Soğan, kapari ile haşlanmış sevgili maymunbalığı

Ve yeşil zeytin.

Barbunya ve sarımsak tadı olan dilini ver bana

Formaggi ve Frutta’nın seksi küçük seçimi!

Seninle bir armut gibi kırmızı şarapta boğulmak istiyorum

Sonra kremalı yabani meyvelerden oluşan bir makedoinde uyuyun.


Bir ikilemler şairi, eserleri aynı anda birçok açıdan geldi. Eleştirmen Adam Kirsch, The New York Sun’da Bay Simic’in etkilerini şöyle özetledi: “Amerikan Edebiyatında benzeri olmayan bir tarz yaratmak için Orta Avrupa’nın karanlık hicivinden, Latin Amerika’nın şehvetli rapsodisinden ve Fransız gerçeküstücülüğünün gergin yan yana gelmelerinden yararlanıyor. Yine de Bay Simic’in mısrası, yalnızca 1940’ların kara filmlerinden fırlamış cesur, sert dokularıyla değil, aynı zamanda eklektizminin güveniyle de tanınabilir bir şekilde Amerikalı olmaya devam ediyor.”

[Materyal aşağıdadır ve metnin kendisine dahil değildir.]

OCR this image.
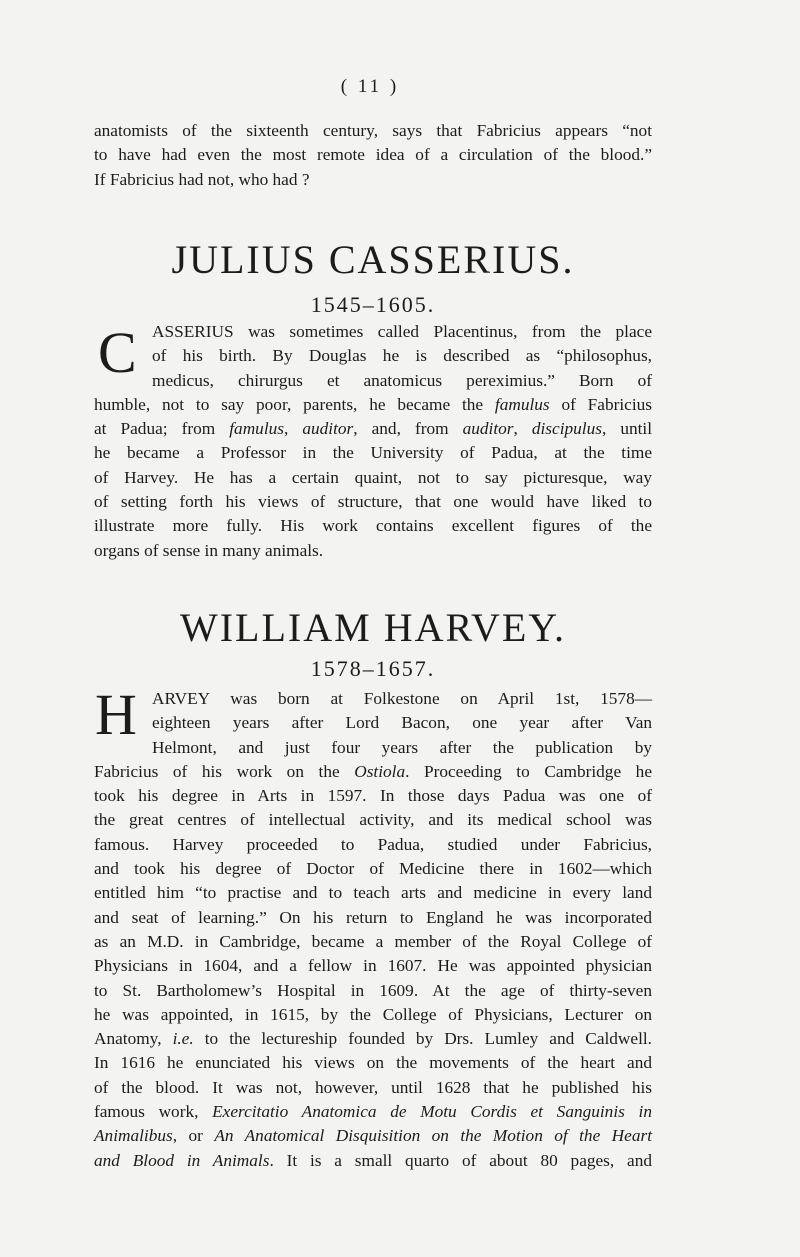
( 11 )
anatomists of the sixteenth century, says that Fabricius appears “not
to have had even the most remote idea of a circulation of the blood.”
If Fabricius had not, who had ?
JULIUS CASSERIUS.
1545–1605.
C ASSERIUS was sometimes called Placentinus, from the place
of his birth. By Douglas he is described as “philosophus,
medicus, chirurgus et anatomicus pereximius.” Born of
humble, not to say poor, parents, he became the famulus of Fabricius
at Padua; from famulus, auditor, and, from auditor, discipulus, until
he became a Professor in the University of Padua, at the time
of Harvey. He has a certain quaint, not to say picturesque, way
of setting forth his views of structure, that one would have liked to
illustrate more fully. His work contains excellent figures of the
organs of sense in many animals.
WILLIAM HARVEY.
1578–1657.
H ARVEY was born at Folkestone on April 1st, 1578—
eighteen years after Lord Bacon, one year after Van
Helmont, and just four years after the publication by
Fabricius of his work on the Ostiola. Proceeding to Cambridge he
took his degree in Arts in 1597. In those days Padua was one of
the great centres of intellectual activity, and its medical school was
famous. Harvey proceeded to Padua, studied under Fabricius,
and took his degree of Doctor of Medicine there in 1602—which
entitled him “to practise and to teach arts and medicine in every land
and seat of learning.” On his return to England he was incorporated
as an M.D. in Cambridge, became a member of the Royal College of
Physicians in 1604, and a fellow in 1607. He was appointed physician
to St. Bartholomew’s Hospital in 1609. At the age of thirty-seven
he was appointed, in 1615, by the College of Physicians, Lecturer on
Anatomy, i.e. to the lectureship founded by Drs. Lumley and Caldwell.
In 1616 he enunciated his views on the movements of the heart and
of the blood. It was not, however, until 1628 that he published his
famous work, Exercitatio Anatomica de Motu Cordis et Sanguinis in
Animalibus, or An Anatomical Disquisition on the Motion of the Heart
and Blood in Animals. It is a small quarto of about 80 pages, and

Dusan Simic, 9 Mayıs 1938’de Yugoslavya’nın başkenti Belgrad’da doğdu. Savaşın patlak vermesi ve ülkesinin Mihver devletleri tarafından işgal edilmesiyle, elektrik mühendisi olan babası, tutuklanmasının ardından 1944’te birkaç kez İtalya’ya kaçtı. Baba sonunda Amerika Birleşik Devletleri’ne gitti, ancak ailesi 1954’e kadar orada ona katılamadı. Şair daha sonra, “Seyahat acentelerim Hitler ve Stalin’di” dedi.

Aile, Charles’ın -geldiğinde adını değiştirdiği- İngilizce öğrendiği ve hevesli bir okuyucu olduğu Chicago’ya yerleşti. Son yılını Chicago banliyösünde geçirdiği Oak Park Lisesi’ndeki fakülteyi anımsayarak Times’tan Bay Bruckner’a şunları söyledi: “Size başından beri buranın Hemingway’in Ernest’in lisesi olduğunu hatırlattılar ve bu sizi kim yaptığınıza hayret etti. vardı. Ama senin okumaya ilgi duyduğunu görünce sana kitap vermeye devam ettiler.”

Ailesinin onu üniversiteye göndermeye gücü yetmedi, ancak Chicago Sun-Times için düzeltmen ve katip olarak çalışırken Chicago Üniversitesi’nde gece derslerine katıldı. 1958’de tuhaf işlerde çalıştığı ve geceleri şiir yazdığı New York’a taşındı. “Her zaman İngilizce yazdım” dedi, “çünkü arkadaşlarımın ve aşık olduğum kızların şiirimi anlamasını istedim.”